For our purposes here, the most important fact is that SQL Server’s thread schedulers always dole out a uniform timeslice of 4 milliseconds called a quantum. Therefore the threads of all but the shortest tasks will relinquish the CPU and, if the system is not busy, will almost immediately reacquire it. Therefore a thread yielding and another task being assigned to a thread is a common occurrence, and a large count of SOS_SCHEDULER_YIELD waits tells us nothing.

Since long-running queries will hit the 4 millisecond thread execution limit often, they contribute greatly to the observance of high SOS_SCHEDULER_YIELD wait counts. As long as everything is optimized appropriately there is nothing wrong with having long-running queries; some tasks simply require more time than others.

Note that in the query results above, the ratio of signal wait to total wait is very high, yet the average wait time, i.e. the total wait divided by the number of waits, is exceptionally low. CPU availability was not a problem here, illustrating another potential danger of relying solely on ratios.

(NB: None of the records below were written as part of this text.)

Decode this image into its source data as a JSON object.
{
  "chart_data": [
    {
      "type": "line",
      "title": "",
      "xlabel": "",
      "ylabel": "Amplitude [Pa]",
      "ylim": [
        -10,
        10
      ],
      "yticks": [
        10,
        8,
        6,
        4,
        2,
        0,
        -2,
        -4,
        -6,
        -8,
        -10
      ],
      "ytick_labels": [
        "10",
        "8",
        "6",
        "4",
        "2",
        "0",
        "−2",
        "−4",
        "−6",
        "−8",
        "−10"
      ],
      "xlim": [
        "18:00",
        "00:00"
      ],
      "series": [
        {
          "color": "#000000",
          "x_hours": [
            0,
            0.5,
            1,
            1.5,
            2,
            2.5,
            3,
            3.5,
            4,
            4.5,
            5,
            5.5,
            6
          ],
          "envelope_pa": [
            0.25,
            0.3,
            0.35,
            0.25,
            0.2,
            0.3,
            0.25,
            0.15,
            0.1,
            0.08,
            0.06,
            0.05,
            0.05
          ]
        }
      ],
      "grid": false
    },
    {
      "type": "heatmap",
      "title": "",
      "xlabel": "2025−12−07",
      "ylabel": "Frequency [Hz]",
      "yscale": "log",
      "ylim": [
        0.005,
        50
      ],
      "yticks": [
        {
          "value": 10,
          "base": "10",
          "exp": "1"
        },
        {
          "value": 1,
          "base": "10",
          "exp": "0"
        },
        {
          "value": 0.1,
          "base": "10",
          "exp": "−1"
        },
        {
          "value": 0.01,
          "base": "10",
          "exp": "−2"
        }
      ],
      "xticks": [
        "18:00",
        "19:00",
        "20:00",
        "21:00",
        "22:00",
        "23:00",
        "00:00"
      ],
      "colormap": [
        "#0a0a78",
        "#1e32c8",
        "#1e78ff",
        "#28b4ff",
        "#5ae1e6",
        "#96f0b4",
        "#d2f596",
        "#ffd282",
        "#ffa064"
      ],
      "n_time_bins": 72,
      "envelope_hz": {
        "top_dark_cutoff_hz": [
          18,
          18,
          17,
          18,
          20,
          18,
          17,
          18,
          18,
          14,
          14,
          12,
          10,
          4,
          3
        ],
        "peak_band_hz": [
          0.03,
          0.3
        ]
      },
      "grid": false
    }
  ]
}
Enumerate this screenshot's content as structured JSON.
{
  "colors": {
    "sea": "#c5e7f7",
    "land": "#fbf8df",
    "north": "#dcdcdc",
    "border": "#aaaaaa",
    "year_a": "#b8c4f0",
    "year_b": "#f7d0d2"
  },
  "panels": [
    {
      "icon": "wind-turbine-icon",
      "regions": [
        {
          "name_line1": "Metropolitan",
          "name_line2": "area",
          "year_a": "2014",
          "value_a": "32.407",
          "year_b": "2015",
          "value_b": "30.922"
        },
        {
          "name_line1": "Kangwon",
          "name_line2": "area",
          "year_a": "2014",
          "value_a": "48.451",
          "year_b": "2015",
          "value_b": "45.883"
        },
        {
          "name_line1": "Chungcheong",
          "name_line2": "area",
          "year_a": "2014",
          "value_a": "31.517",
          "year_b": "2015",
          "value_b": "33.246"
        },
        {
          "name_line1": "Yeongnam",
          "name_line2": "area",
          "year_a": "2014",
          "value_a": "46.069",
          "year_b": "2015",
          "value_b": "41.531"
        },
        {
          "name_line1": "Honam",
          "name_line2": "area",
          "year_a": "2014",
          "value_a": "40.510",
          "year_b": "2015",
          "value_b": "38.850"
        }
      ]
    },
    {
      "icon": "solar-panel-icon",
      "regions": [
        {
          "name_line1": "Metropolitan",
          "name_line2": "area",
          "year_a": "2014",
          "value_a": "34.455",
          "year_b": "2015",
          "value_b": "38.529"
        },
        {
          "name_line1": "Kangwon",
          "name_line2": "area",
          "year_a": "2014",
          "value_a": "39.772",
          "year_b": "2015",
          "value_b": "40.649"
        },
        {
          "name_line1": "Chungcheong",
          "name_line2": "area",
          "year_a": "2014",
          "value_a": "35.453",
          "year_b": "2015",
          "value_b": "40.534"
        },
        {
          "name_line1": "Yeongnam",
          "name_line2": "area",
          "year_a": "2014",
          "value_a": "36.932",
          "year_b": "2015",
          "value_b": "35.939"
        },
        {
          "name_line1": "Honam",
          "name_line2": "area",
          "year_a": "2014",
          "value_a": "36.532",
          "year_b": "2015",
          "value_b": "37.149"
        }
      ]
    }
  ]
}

SOS_SCHEDULER_YIELD waits are a good illustration of how, ultimately, many performance conditions cannot be diagnosed on the basis of single measurements from individual tools. Imagine that the Windows performance monitor is showing consistently high CPU activity, perhaps 80-90%. A problem? We cannot tell. There may simply be a lot to do and the CPU is humming away performing those tasks in an orderly and efficient fashion. However, the same CPU percentage might be seen in a situation where there were lots of threads ready to go but not getting a CPU slice in a timely manner. In a situation like this, it would be the combination of high CPU usage from the performance monitor ( or sys.dm_os_performance_counters if you prefer) and high signal waits from sys.dm_os_wait_stats that would be a primary clue.


THREADPOOL

A THREADPOOL wait should rarely be seen on a healthy system. A THREADPOOL wait occurs when there a no threads in the thread pool for assignment to a runnable task. This may occur if the configured maximum number of worker threads is tool small for the workload. Before adjusting the configuration value, however, you should examine whether this is a common condition or has only occurred during a rare period of exceptionally high usage. The maintenance of threads comes at a cost, and the thread maximum should not be adjusted for conditional that occur rarely.

CXPACKET

CXPACKET waits can occur when SQL Server is trying to synchronize multiple threads for a query with a parallel execution plan. The response to CXPACKET waits depends on the query itself. Might the query benefit from additional indexes? Are there any flaws in the query that might cause problems, such as inappropriate data types? If the query seems OK and the indexes seem suitable, it may be possible to reduce CXPACKET waits by adjusting the maximum degree of parallelism.

Conclusion

Wait stats relating to CPU usage rarely provide a direct indicator of a single problem. At best, CPU wait stats can call attention to the possibility of problems, but only further investigation of the queries involved and the server workload can determine whether problems actually exist and, if so, what action is to be taken.